By Ross Kerber
BOSTON (Reuters) – U.S. asset manager State Street Corp said it plans to seek details from gunmakers on how they will support the “safe and responsible use of their products,” adding to pressure on the industry after the Feb. 14 shooting that killed 17 people at a Florida high school.
Other firms including Bank of America Corp are also reviewing relations with the weapons industry, as social media and shareholder activism open new fronts in a long-running U.S. debate over firearms.
As a large shareholder in weapons makers such as American Outdoor Brands Corp and Sturm Ruger & Co Inc Boston-based State Street wields extra clout including the ability to vote against directors and to back shareholder resolutions on gun safety pending at each company.
“We will be engaging with weapons manufacturers and distributors to seek greater transparency from them on the ways that they will support the safe and responsible use of their products,” State Street spokesman Andrew Hopkins said in an emailed statement.
The statement also said State Street will monitor the companies’ lobbying activities.

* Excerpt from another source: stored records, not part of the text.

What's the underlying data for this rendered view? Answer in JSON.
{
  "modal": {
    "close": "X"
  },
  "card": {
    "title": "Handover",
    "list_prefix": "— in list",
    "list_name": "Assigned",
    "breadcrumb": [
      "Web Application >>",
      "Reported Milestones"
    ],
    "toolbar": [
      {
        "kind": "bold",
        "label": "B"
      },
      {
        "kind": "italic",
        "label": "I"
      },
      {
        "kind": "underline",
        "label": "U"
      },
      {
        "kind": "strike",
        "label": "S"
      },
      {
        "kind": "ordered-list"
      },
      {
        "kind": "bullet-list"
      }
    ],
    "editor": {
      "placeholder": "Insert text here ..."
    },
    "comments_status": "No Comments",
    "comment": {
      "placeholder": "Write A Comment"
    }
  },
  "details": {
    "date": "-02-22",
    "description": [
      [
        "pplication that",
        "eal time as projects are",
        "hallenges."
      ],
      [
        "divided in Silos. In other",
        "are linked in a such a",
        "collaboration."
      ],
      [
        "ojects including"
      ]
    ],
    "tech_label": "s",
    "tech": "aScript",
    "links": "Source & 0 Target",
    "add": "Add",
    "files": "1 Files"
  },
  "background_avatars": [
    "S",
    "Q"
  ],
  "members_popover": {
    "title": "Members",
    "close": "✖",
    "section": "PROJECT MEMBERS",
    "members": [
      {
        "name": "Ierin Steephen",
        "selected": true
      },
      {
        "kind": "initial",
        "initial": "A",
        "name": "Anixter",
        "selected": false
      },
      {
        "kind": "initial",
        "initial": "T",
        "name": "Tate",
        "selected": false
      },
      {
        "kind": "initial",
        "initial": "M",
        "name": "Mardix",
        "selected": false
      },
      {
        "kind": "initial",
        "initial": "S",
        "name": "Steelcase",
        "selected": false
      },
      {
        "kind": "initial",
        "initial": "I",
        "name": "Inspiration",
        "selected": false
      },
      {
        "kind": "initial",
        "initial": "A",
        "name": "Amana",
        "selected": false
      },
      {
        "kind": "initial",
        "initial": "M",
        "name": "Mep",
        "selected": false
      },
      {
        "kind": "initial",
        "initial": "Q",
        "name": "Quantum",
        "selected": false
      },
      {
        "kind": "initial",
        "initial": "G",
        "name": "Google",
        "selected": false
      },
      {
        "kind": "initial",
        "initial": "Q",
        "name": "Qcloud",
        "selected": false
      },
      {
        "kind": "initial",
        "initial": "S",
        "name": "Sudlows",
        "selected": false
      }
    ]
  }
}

State Street is joining larger rival BlackRock Inc in putting weapons executives on the spot. On Feb. 22 BlackRock, the world’s largest asset manager, said it will speak with gunmakers and distributors “to understand their response” to the Florida shooting.
Representatives for American Outdoor and Sturm Ruger did not respond to questions over the weekend, after Hopkins sent the statement on Friday evening.
State Street, with $2.8 trillion under management at Dec. 31, owns about 2 percent of the shares of both American Outdoor and Sturm Ruger, according to filings.
Bank of America said on Saturday it would ask clients who make assault rifles how they can help end mass shootings. Other financial firms have cut marketing ties with the National Rifle Association (NRA) recently, including the First National Bank of Omaha, which will not renew a contract to issue an NRA-branded Visa card.
The fund manager statements were striking given that many major investors try to steer clear of political debates to avoid alienating customers. But asset managers lately have supported more social and environmental measures as sought by their clients.
Both American Outdoor and Sturm Ruger face shareholder resolutions filed by religious investors calling for them to report on their gun safety efforts, aimed for their shareholder meetings later this year.
Patrick McGurn, special counsel for proxy adviser Institutional Shareholder Services, said directors on the boards of both should expect tough questions from shareholders.
“Guns join opioids, cyber hacks, sexual harassment, human rights and climate change as top-of-mind risks that shareholders will want to discuss with boards during engagements and at annual meetings,” McGurn said via e-mail.
Not all top fund firms are taking a public stance on the weapons debate.
Vanguard Group Inc said in a statement e-mailed by a spokesman on Friday that while it discusses with companies whose shares it owns “the impact of their business on society,” the Pennsylvania fund manager also “believes we can be more effective in advocating for change by not publicly discussing the nature of engagements with specific companies by name.”
A spokesman for Fidelity Investments said via e-mail on Sunday that the firm generally does not comment on individual companies or how it plans to vote on proxy resolutions.
“We do our best to see that our investment decisions are in line with our fiduciary obligation to ensure that every Fidelity fund is managed based on the investment objective described in its prospectus,” she said.